We can get back to the disk space example. You discovered you were out of space when you tried to save your document. How long does it take to find a solution? 2 minutes? 5 minutes? You had time for that and you were the only user on the PC. When you have thousands of computers that could run out of disk space, how to know which computer is the failing one? And if you are not "monitoring" your computers, you may know that "something is not working good" but you don't know exactly why. You need to check each of them to find that the problem is the missing disk space. How long it will take to check any of the thousands computers? Hours? Days? But you know, we were working at Amazon. How many customers are trying to buy during these hours/days? How much money you are losing because customers are not able to buy?
Definitely, you cannot wait for a problem to fix it; an IT guy is imagining all the problems and find a solution even before the problem occurs.
Sometimes, as we have seen in the internet connection example, the problem is not coming in the same way you planned or you already found. You thought about the possible problem, and you know how to fix it when it will occur (do not use Netflix during a video call, for example) but the system is failing (and nobody is using Netflix). So what? At this time you have to find a solution... and before you can find the solution you need to understand what is the problem. And time is running out...
As we have seen, problems can come from things you are not able to control. In the examples, we talked about the electrical system in your street or the internet provider failure. It is the same on the systems the IT engineers are working on... we can have electrical and internet problems. But not only. Systems are very complex, do you remember the thousands of computer? Each one with a cable connected to the internet box (it is quite this 😂), each one with electrical cable, a disk, ...
Do you know where are all these computers today? Usually, not where the IT engineers are working. They cannot check the cables by themself. They cannot reboot the internet box using the power off button. Have you ever heard of Cloud Computing? Yeah, most of the IT Engineers computers today are moving to the Cloud.
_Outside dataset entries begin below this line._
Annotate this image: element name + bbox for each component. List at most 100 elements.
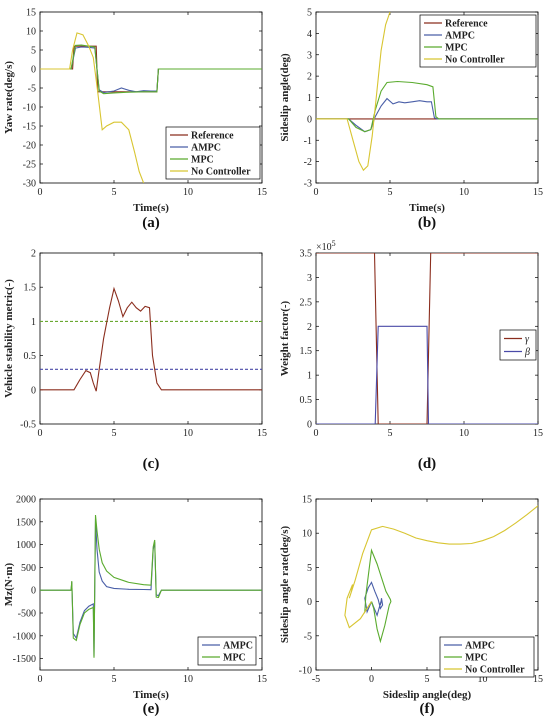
exponent-base: ×10 <box>316 242 332 253</box>
y-tick-label: -5 <box>28 84 36 95</box>
series-line-no-controller <box>316 12 391 172</box>
y-tick-label: -10 <box>299 666 312 677</box>
legend: γβ <box>499 329 537 361</box>
x-axis-label: Sideslip angle(deg) <box>383 689 472 701</box>
x-tick-label: 5 <box>112 674 117 685</box>
y-tick-label: 0 <box>307 597 312 608</box>
y-tick-label: 10 <box>26 27 36 38</box>
panel-caption: (a) <box>142 215 160 231</box>
legend-entry: No Controller <box>465 665 525 676</box>
panel-caption: (e) <box>143 701 160 717</box>
x-tick-label: 5 <box>388 428 393 439</box>
y-tick-label: 5 <box>307 8 312 19</box>
x-axis-label: Time(s) <box>133 202 169 214</box>
x-tick-label: 15 <box>257 187 267 198</box>
panel-caption: (d) <box>418 456 436 472</box>
y-tick-label: 0 <box>31 385 36 396</box>
y-tick-label: -1 <box>304 136 312 147</box>
y-tick-label: -1000 <box>13 631 36 642</box>
x-tick-label: 0 <box>314 187 319 198</box>
legend-entry: No Controller <box>445 55 505 66</box>
x-tick-label: 15 <box>533 428 543 439</box>
x-tick-label: 5 <box>425 674 430 685</box>
legend-entry: γ <box>525 334 530 345</box>
y-axis-label: Sideslip angle rate(deg/s) <box>279 526 291 644</box>
y-axis-label: Mz(N·m) <box>3 562 15 606</box>
legend-entry: AMPC <box>191 143 221 154</box>
x-tick-label: 0 <box>314 428 319 439</box>
series-line-ampc <box>364 581 384 617</box>
y-tick-label: 4 <box>307 29 312 40</box>
x-tick-label: 15 <box>257 674 267 685</box>
y-tick-label: 3.5 <box>300 249 313 260</box>
y-tick-label: 1 <box>31 317 36 328</box>
legend-entry: AMPC <box>223 641 253 652</box>
x-tick-label: 0 <box>369 674 374 685</box>
y-tick-label: 0 <box>31 586 36 597</box>
series-line-line-2 <box>40 286 262 392</box>
y-tick-label: 1500 <box>16 517 36 528</box>
x-tick-label: 15 <box>533 187 543 198</box>
plot-area-frame <box>39 252 263 425</box>
legend-box <box>165 126 261 180</box>
x-tick-label: 15 <box>533 674 543 685</box>
y-tick-label: -20 <box>23 141 36 152</box>
y-tick-label: 1000 <box>16 540 36 551</box>
panel-caption: (c) <box>143 456 160 472</box>
y-tick-label: 2000 <box>16 495 36 506</box>
y-tick-label: 10 <box>302 529 312 540</box>
y-tick-label: -0.5 <box>20 420 36 431</box>
legend-entry: Reference <box>445 19 488 30</box>
legend-entry: MPC <box>223 653 246 664</box>
chart-panel-e: 0 5 10 15 2000 1500 1000 500 0 -500 -1000 -1500 Time… <box>3 495 267 718</box>
x-tick-label: 5 <box>388 187 393 198</box>
series-line-mpc <box>364 548 392 644</box>
series-line-- <box>316 325 538 424</box>
x-tick-label: 0 <box>38 187 43 198</box>
x-tick-label: 10 <box>183 674 193 685</box>
y-tick-label: -3 <box>304 179 312 190</box>
exponent-power: 5 <box>332 239 336 248</box>
x-tick-label: 10 <box>183 187 193 198</box>
legend-entry: MPC <box>191 155 214 166</box>
y-tick-label: 2 <box>307 322 312 333</box>
y-tick-label: 1.5 <box>24 283 37 294</box>
y-tick-label: 2 <box>31 249 36 260</box>
legend-box <box>419 14 537 68</box>
x-tick-label: 15 <box>257 428 267 439</box>
y-axis-label: Vehicle stability metric(-) <box>3 279 15 398</box>
y-axis-label: Yaw rate(deg/s) <box>3 61 15 134</box>
y-tick-label: 5 <box>31 46 36 57</box>
x-axis-label: Time(s) <box>409 202 445 214</box>
x-tick-label: 10 <box>459 428 469 439</box>
x-tick-label: 0 <box>38 674 43 685</box>
y-tick-label: -1500 <box>13 654 36 665</box>
legend-box <box>499 329 537 361</box>
y-tick-label: -2 <box>304 157 312 168</box>
y-tick-label: 0 <box>307 420 312 431</box>
chart-panel-a: 0 5 10 15 15 10 5 0 -5 -10 -15 -20 -25 -30 Time(s) Yaw … <box>3 8 267 232</box>
legend-entry: No Controller <box>191 167 251 178</box>
y-tick-label: -10 <box>23 103 36 114</box>
panel-caption: (f) <box>420 701 435 717</box>
legend-entry: MPC <box>445 43 468 54</box>
y-tick-label: -5 <box>304 631 312 642</box>
x-axis-label: Time(s) <box>133 689 169 701</box>
y-tick-label: 1 <box>307 371 312 382</box>
series-line-no-controller <box>40 32 145 183</box>
series-line-no-controller <box>344 505 538 629</box>
y-tick-label: 3 <box>307 50 312 61</box>
x-tick-label: 5 <box>112 187 117 198</box>
panel-caption: (b) <box>418 215 436 231</box>
y-tick-label: 0.5 <box>24 351 37 362</box>
y-tick-label: -500 <box>18 609 36 620</box>
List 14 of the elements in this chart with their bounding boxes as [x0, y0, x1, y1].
Somewhere, but we don't exactly know where (it is not always too important), there is a place where these thousands of computers are located, linked to the internet and to the power. And just there you will find other IT engineers doing exactly the same job to ensure that the thousands of computers work.
Then you have IT engineers which are installing software on these computers and will ensure that it is always working as expected. Which is not slowing down, as the photo catalog; it is always secured, because hackers are out there spending time to find holes in computers. You will find IT engineers at different levels of a system, each one with a specific role and knowledge. And at a moment, you will meet even the one able to repair your printer.
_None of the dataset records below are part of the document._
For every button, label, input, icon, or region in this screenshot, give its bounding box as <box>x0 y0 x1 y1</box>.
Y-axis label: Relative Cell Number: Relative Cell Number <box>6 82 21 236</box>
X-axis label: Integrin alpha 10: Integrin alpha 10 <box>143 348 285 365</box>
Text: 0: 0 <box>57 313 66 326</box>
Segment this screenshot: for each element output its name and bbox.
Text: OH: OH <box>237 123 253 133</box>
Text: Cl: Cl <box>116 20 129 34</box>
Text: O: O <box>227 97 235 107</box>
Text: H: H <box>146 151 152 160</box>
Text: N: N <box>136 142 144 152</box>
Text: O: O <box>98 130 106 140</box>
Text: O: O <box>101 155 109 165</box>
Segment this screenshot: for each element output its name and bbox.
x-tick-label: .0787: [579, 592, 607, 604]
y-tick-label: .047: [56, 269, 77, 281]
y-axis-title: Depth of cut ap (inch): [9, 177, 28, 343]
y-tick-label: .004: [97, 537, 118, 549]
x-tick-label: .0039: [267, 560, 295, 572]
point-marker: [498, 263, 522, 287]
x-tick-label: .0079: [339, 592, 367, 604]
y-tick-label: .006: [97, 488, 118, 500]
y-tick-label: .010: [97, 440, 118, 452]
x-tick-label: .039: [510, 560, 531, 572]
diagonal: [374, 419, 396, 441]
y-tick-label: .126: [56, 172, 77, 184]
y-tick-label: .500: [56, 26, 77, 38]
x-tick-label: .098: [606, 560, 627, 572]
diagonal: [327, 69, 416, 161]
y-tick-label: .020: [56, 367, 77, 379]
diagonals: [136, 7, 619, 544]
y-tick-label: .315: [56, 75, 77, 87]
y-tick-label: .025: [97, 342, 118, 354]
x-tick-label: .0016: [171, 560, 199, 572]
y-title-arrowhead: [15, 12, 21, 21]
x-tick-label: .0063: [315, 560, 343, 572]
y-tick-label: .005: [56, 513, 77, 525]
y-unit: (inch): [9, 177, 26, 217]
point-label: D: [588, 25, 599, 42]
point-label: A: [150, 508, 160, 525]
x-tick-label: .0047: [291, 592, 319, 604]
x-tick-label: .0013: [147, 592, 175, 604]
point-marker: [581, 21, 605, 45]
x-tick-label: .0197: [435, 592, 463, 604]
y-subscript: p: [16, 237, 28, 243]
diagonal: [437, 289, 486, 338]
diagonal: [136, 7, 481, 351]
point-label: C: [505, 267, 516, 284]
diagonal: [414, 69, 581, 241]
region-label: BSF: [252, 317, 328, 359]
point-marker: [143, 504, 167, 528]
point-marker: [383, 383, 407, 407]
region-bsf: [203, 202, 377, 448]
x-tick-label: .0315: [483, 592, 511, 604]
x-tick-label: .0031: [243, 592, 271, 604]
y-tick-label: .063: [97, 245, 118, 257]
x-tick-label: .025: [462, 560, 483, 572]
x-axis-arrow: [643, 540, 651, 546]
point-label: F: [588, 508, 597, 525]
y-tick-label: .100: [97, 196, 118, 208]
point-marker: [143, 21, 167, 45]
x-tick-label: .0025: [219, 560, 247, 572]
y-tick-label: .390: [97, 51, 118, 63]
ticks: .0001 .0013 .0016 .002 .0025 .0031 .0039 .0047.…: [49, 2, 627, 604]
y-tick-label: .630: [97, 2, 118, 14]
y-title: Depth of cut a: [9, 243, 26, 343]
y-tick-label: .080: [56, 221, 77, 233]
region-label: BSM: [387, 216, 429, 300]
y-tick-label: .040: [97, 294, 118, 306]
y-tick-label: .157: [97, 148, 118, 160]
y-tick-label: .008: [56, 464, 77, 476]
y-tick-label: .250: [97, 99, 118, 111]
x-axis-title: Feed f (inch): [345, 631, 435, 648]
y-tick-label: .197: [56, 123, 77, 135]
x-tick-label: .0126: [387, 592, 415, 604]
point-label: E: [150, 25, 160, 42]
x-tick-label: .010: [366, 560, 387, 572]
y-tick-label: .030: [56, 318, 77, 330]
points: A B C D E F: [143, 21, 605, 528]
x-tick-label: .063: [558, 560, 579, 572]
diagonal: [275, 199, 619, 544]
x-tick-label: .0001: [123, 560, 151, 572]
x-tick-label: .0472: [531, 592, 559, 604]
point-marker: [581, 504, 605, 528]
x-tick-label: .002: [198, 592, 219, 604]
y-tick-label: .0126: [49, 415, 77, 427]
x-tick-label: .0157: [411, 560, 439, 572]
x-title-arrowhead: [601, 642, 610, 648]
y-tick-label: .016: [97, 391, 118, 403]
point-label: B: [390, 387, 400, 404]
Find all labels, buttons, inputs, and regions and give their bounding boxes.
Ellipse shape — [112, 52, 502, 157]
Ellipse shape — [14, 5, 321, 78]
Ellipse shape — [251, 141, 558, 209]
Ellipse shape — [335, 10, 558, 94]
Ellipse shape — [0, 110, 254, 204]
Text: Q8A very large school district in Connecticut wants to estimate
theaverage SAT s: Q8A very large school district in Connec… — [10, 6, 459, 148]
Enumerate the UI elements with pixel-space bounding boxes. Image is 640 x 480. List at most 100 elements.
I don't know if I reached my goal and if it is much more simple to understand what we are doing to provide an IT service (even to allow you to read this article there is a computer someone is working on!). Yes, because I'm one of those engineers working on an e-commerce system. I know sometimes is frustrating to see that we can't do what we planned because "a system is failing", but now you know. When a system is failing you surely have, somewhere in the world, a group of IT Engineers hardly working to try to find a solution, because customer satisfaction is the first thing matter. The system is failing because something they didn't plan happened; because something they didn't monitor failed; ... All these engineers are learning new things at this time; they are learning how to prevent the same problem in the future. So when the system is failing again it is not because they didn't do their job (yes sometimes this happens too, unfortunately). Something new happened. A new challenge and other things to learn to be better.